I love Worldbuilding and Worldconjuring, and indeed view both on the same continuum - I don't love when something is criticised or dismissed for being something it wasn't meant to be.Was Star Wars improved by midichlorians and trade negotiations?
Anyway, I haven't talked about the film, have I? Mortal Engines was... interesting. The detail & love which went into the world itself were, as expected from Weta, superb: indeed, the visuals did a lot of the heavy lifting in storytelling, be it a barely-glimpsed illuminated wanted poster for a character we'd meet later, or the stratification of London society visualised on a level-by-level basis. The acting was also competent for the most part, with Stephen Lang's tragic cyborg (seriously, is he trying to outdo Malcolm McDowell & Rutger Hauer in "being too good for the film he's in" stakes?) a particular highlight for me, while Hugo Weaving was dependably charismatic & compelling too. The music & direction was generally good too, albeit with some really bizarre editing decisions that didn't sit well with me. The script was... I didn't like it. At all. There's something about Jackson-Walsh-Boyens' scriptwriting that just drives me absolutely up the wall, and I don't know why.

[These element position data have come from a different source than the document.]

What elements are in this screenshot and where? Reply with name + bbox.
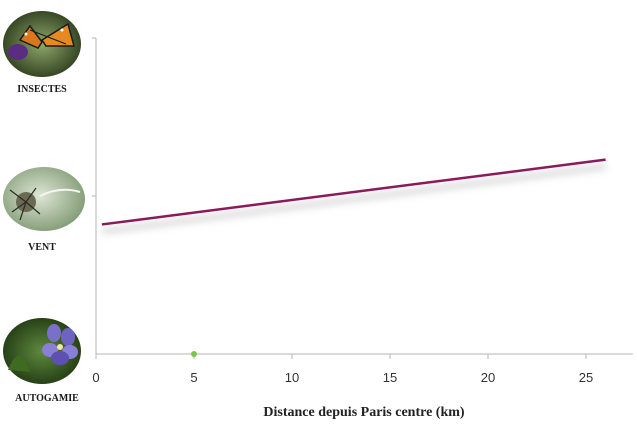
- series-layer: [101, 158, 606, 357]
- category-label-insectes: INSECTES: [17, 84, 67, 95]
- category-label-vent: VENT: [28, 242, 56, 253]
- violet-flower-icon: [3, 318, 81, 384]
- series-line-shadow: [101, 164, 606, 234]
- x-tick-label: 5: [190, 370, 197, 385]
- dandelion-seed-icon: [3, 167, 85, 231]
- data-point-marker: [191, 351, 197, 357]
- x-tick-label: 0: [92, 370, 99, 385]
- series-line: [101, 158, 606, 226]
- x-axis-ticks: 0 5 10 15 20 25: [92, 354, 593, 385]
- butterfly-icon: [3, 11, 81, 77]
- x-axis-title: Distance depuis Paris centre (km): [263, 405, 464, 420]
- x-tick-label: 10: [285, 370, 299, 385]
- category-label-autogamie: AUTOGAMIE: [15, 393, 79, 404]
- x-tick-label: 25: [579, 370, 593, 385]
- x-tick-label: 15: [383, 370, 397, 385]
- x-tick-label: 20: [481, 370, 495, 385]
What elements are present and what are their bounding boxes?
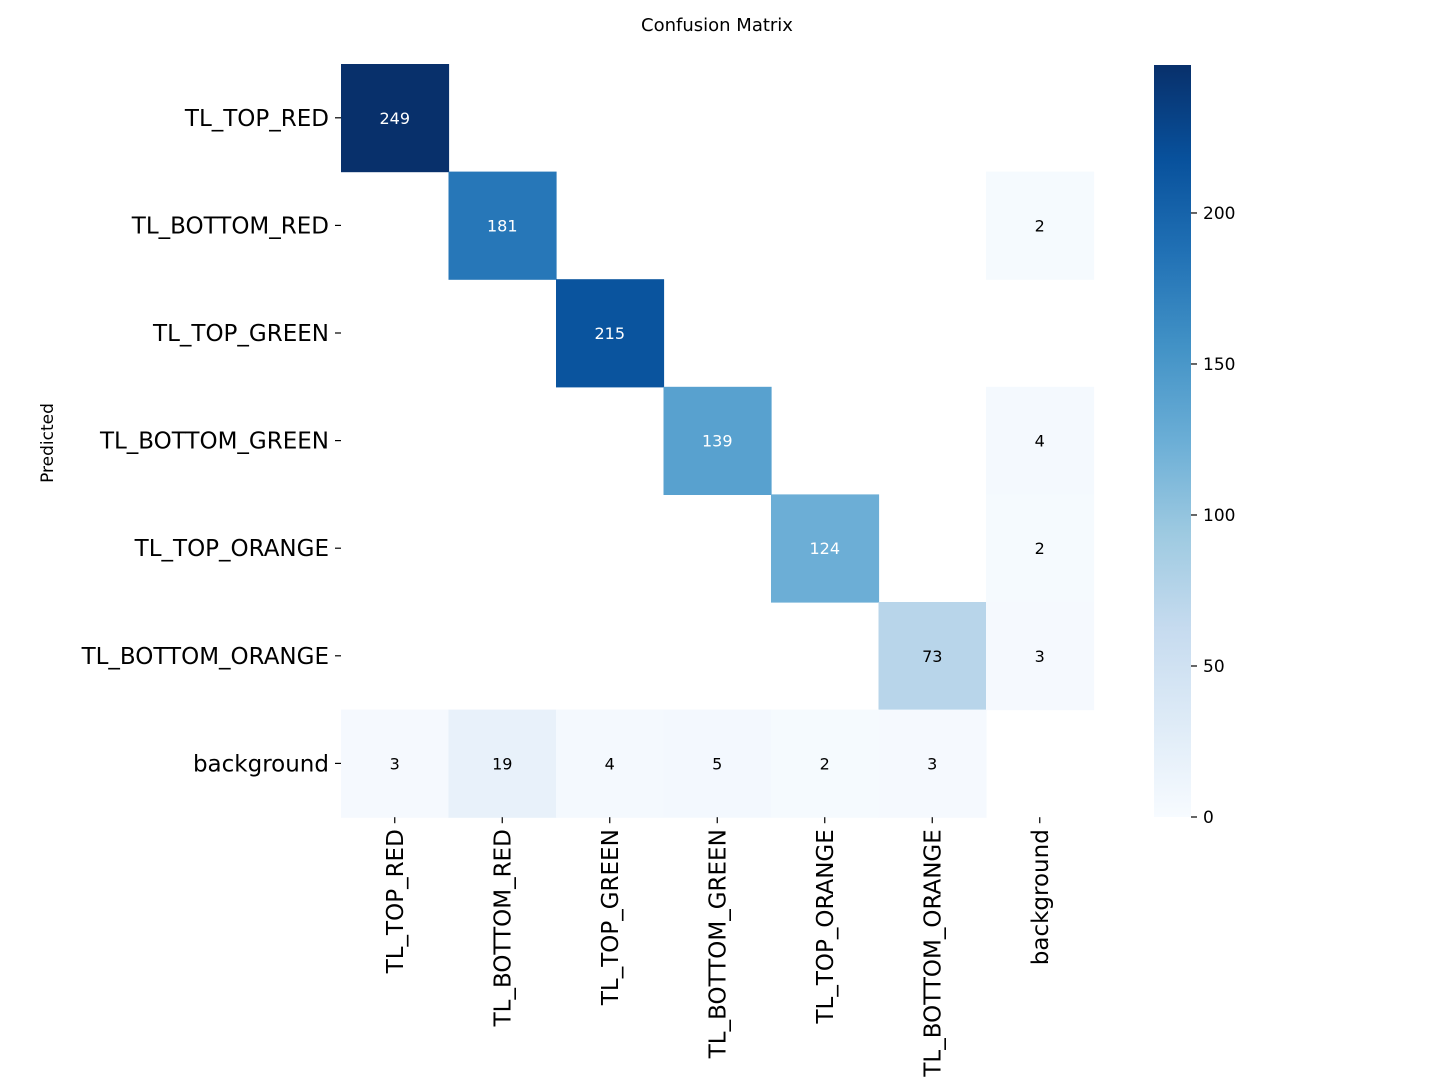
heatmap-cell	[556, 709, 665, 818]
colorbar-tick-label: 100	[1203, 506, 1235, 526]
row-tick-label: TL_BOTTOM_RED	[131, 213, 329, 239]
cell-value-label: 215	[594, 324, 625, 343]
cell-value-label: 2	[1035, 216, 1045, 235]
cell-value-label: 3	[1035, 647, 1045, 666]
row-tick-label: TL_TOP_ORANGE	[134, 536, 329, 562]
heatmap-cell	[878, 709, 987, 818]
heatmap-cell	[986, 602, 1095, 711]
heatmap-cell	[986, 494, 1095, 603]
column-tick-label: background	[1028, 829, 1054, 965]
column-tick-label: TL_BOTTOM_ORANGE	[920, 829, 946, 1077]
row-tick-label: TL_BOTTOM_GREEN	[99, 429, 329, 455]
heatmap-cell	[986, 171, 1095, 280]
heatmap-cell	[771, 494, 880, 603]
cell-value-label: 4	[1035, 432, 1045, 451]
column-tick-label: TL_BOTTOM_RED	[490, 829, 516, 1027]
y-axis-label: Predicted	[38, 403, 58, 483]
heatmap-cell	[448, 171, 557, 280]
colorbar-tick-label: 50	[1203, 657, 1225, 677]
cell-value-label: 5	[712, 754, 722, 773]
cell-value-label: 3	[390, 754, 400, 773]
colorbar-tick-label: 150	[1203, 355, 1235, 375]
heatmap-cell	[771, 709, 880, 818]
colorbar-tick-label: 200	[1203, 204, 1235, 224]
cell-value-label: 124	[809, 539, 840, 558]
chart-title: Confusion Matrix	[641, 15, 793, 36]
cell-value-label: 19	[492, 754, 512, 773]
row-tick-label: TL_TOP_RED	[184, 106, 329, 132]
heatmap-cell	[556, 279, 665, 388]
heatmap-cell	[878, 602, 987, 711]
cell-value-label: 4	[605, 754, 615, 773]
colorbar	[1154, 65, 1191, 817]
row-tick-label: TL_TOP_GREEN	[152, 321, 329, 347]
cell-value-label: 73	[922, 647, 942, 666]
heatmap-cell	[448, 709, 557, 818]
heatmap-cell	[341, 709, 450, 818]
heatmap-cells	[341, 64, 1095, 818]
row-tick-label: TL_BOTTOM_ORANGE	[81, 644, 329, 670]
cell-value-label: 181	[487, 216, 518, 235]
cell-value-label: 139	[702, 432, 733, 451]
row-tick-labels: TL_TOP_RED TL_BOTTOM_RED TL_TOP_GREEN TL_BO…	[81, 106, 341, 777]
column-tick-label: TL_TOP_GREEN	[598, 829, 624, 1006]
column-tick-label: TL_BOTTOM_GREEN	[705, 829, 731, 1059]
cell-value-label: 249	[379, 109, 410, 128]
cell-value-label: 2	[1035, 539, 1045, 558]
column-tick-label: TL_TOP_ORANGE	[813, 829, 839, 1024]
heatmap-cell	[341, 64, 450, 173]
heatmap-cell	[986, 386, 1095, 495]
colorbar-ticks: 0 50 100 150 200	[1191, 204, 1235, 828]
cell-value-label: 3	[927, 754, 937, 773]
column-tick-labels: TL_TOP_RED TL_BOTTOM_RED TL_TOP_GREEN TL_BO…	[383, 817, 1054, 1078]
colorbar-tick-label: 0	[1203, 808, 1214, 828]
heatmap-cell	[663, 709, 772, 818]
heatmap-cell-labels: 249 181 2 215 139 4 124 2 73 3 3 19 4 5 2 3	[379, 109, 1044, 774]
column-tick-label: TL_TOP_RED	[383, 829, 409, 974]
heatmap-cell	[663, 386, 772, 495]
row-tick-label: background	[193, 751, 329, 777]
cell-value-label: 2	[820, 754, 830, 773]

Overall, I think Mortal Engines would've worked a lot better with a minimal script (preferably by another team), about half the set pieces expurgated, and a half-hour cut from the runtime. It's a film that desperately wants to be a dark fairytale in the vein of Caro & Jeneut, Gilliam, Bong Joon-ho, or Tarkovsky - presenting a world to the viewer and letting them determine the story, with a minimum of narrative clutter and plot diversion. This isn't Gravity or Star Trek, it's The City of Lost Children, Twelve Monkeys, Stalker, The Truman Show, Synecdoche New York - it's a fable, not a considered prediction of the world to come.
A book I love that I never get the chance to talk about is Colin Thomson's The Tower to the Sun. It's a picture book set a century in the future, where pollution has blocked the sun from the Earth's surface. The richest man in the world decides he wants to feel the sun on his face before he dies, and for his grandchildren to have that same experience. So he spends two decades and all his wealth to build a tower to pierce the smog using every resource he can find - rocks, scrap, entire buildings - all to see a clear sky again.

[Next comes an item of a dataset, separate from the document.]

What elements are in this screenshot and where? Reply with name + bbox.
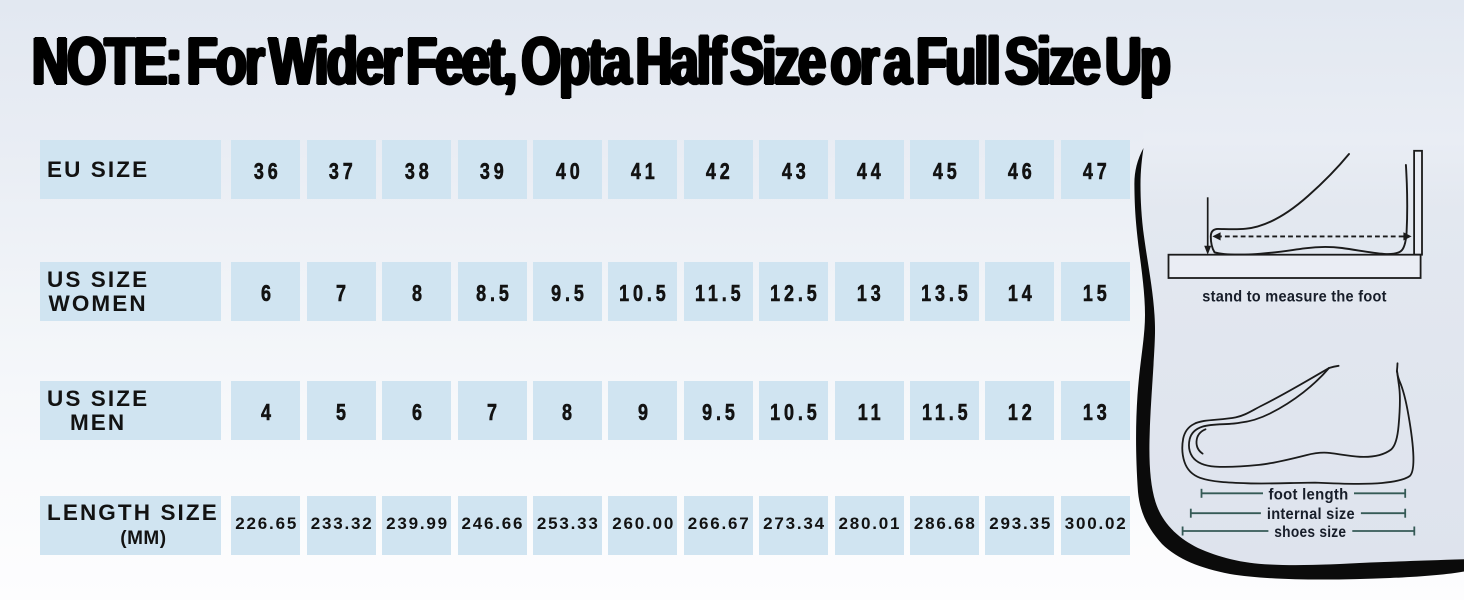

If you were to view The Tower to the Sun from a science fiction standpoint, of course you would critique the logistics of piling the Parthenon and Empire State Building on top of buildings from all across the world; of course you would question whether it'd be more efficient & cost-effective to spend all that money trying to make life more bearable for Earth's inhabitants under a smog sky; of course you would wonder how the richest man in the world could get all of humanity to build a second Babel just like that. But in doing so, you'd be epically missing the point of the book.
Mortal Engines could have been a great film, but the outlandishness of its premise is not one of its faults - indeed, it's one of its strongest aspects. If it isn't successful, I dearly hope it doesn't discourage filmmakers from rejecting the tyranny of realism in favour of doing something different.